The Mosque accused Mr El-Saeti of lying and insisted radicalism has no place there.

But it seems clear Abedi's strict Islamist upbringing; fighting in Libya with his father and brothers; an identity crisis, and associations with with Isis sympathisers in South Manchester all conspired to put him onto that deadly path - a path that was to lead to him building the bomb which claimed 22 innocent lives.

Who were the Abedi family and what do we know about them? 

The Manchester Arena Inquiry has shed new light on the family history of Salman and Hashem Abedi, the evil brothers who carried out the Manchester Arena bombing.

Their parents Ramadan Abedi and Samia Tabbal, who married in the early 1990s, arrived in the UK in 1993 and sought asylum on the basis that they faced persecution under the regime of Colonel Muammar Gaddafi.

That’s because Ramadan was thought to be linked to the Libyan Islamic Fighting Group (LIFG), an Islamist organisation opposed to Colonel Gaddafi.

The LIFG officially disbanded in 2010 and it was removed from the US Department of State’s list of terrorist organisations in 2015.

The couple eventually obtained refugee status and five years after that Ramadan Abedi was granted indefinite leave to remain in the UK, becoming a UK citizen in 2007. 

Abedi's father Ramadan was thought to be linked to the Libyan Islamic Fighting Group.

Ramadan Abedi and Samia Tabbal had six children. Ismail was born in 1993. He left the UK in order to avoid giving evidence to the public inquiry. 

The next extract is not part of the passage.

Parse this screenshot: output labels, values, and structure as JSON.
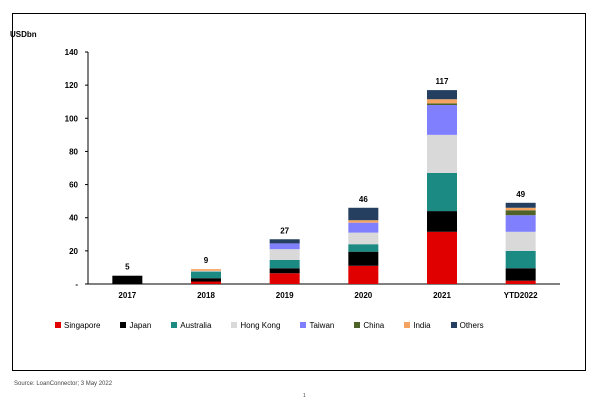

Salman was born on 31 December 1994 and was 22-years-old when he carried out the attack.

Hashem was born in 1997 and was aged 20 when the attack happened. Ramadan Abedi and Samia Tabbal went on to have three more children, two girls and a boy.

Upon their arrival in the UK in 1993, Ramadan Abedi and Samia Tabbal lived briefly in London. After a couple of months, they moved to Fallowfield in Manchester.

By September 2011, they were back in Libya where they remained for two years - arriving back in Manchester in November 2013.

The Public Inquiry revealed that between 2015 and 2017, Ramadan Abedi spent most of his time in Libya.

In October 2016, Samia Tabbal is also believed to have travelled to Libya leaving Salman and Hashem alone in Manchester.